Depuis 2012, le chercheur s’est rendu cinq fois en Syrie et autant en Ukraine. « L’immersion est nécessaire avec des groupes très fermés. » Il faut en effet atténuer la méfiance. Plusieurs fois, on l’a pris pour un espion. « Quand on est tous les jours avec les gens, on finit par accéder à des formes de sincérité », confie-t-il. C’est là que l’ethnographe récolte ses données, à travers des entretiens et des observations. Alors parfois, s’installe un rapport proche de l’amitié, il l’admet : « Ce sont des terrains qui ne laissent pas indifférents, il y a peu de distance ». La proximité, c’est aussi celle de la violence. Romain Huët s’y expose sans y prendre part. Comme sur une ligne de crête, il s’approche, l’observe et consigne tout dans un carnet qui ne le quitte jamais. « Pour moi, un chercheur est un funambule », compare-t-il.

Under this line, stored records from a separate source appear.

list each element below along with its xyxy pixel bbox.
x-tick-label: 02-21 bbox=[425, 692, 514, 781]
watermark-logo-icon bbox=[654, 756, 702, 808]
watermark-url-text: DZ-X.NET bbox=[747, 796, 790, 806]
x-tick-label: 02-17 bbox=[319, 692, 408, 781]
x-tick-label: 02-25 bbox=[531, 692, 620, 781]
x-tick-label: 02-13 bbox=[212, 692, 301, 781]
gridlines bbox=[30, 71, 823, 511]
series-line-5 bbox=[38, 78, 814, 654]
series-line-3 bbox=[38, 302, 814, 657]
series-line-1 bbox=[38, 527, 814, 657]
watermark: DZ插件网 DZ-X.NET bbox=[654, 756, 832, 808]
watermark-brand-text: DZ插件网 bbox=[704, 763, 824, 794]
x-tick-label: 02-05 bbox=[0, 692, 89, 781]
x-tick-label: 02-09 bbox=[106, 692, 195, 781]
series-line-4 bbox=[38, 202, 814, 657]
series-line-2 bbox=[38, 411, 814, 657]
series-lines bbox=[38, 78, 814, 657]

Mais le cadre universitaire est loin d’être adapté. « Il n’existe pas de protocole pour envoyer des chercheurs dans ces zones, officiellement mon ordre de mission est pour la Pologne », confie l’ethnographe. Il n’y a pas non plus d’accompagnement psychologique au retour. Romain Huët est même parti en Syrie sur ses fonds propres. Pourtant, « rien de ce qui agite le monde ne devrait être soustrait à la connaissance, c’est le rôle de la recherche », soulève-t-il.

Violette Vauloup

1. La guerre en tête : sur le front, de la Syrie à l’Ukraine, aux éditions Presses universitaires de France (2024).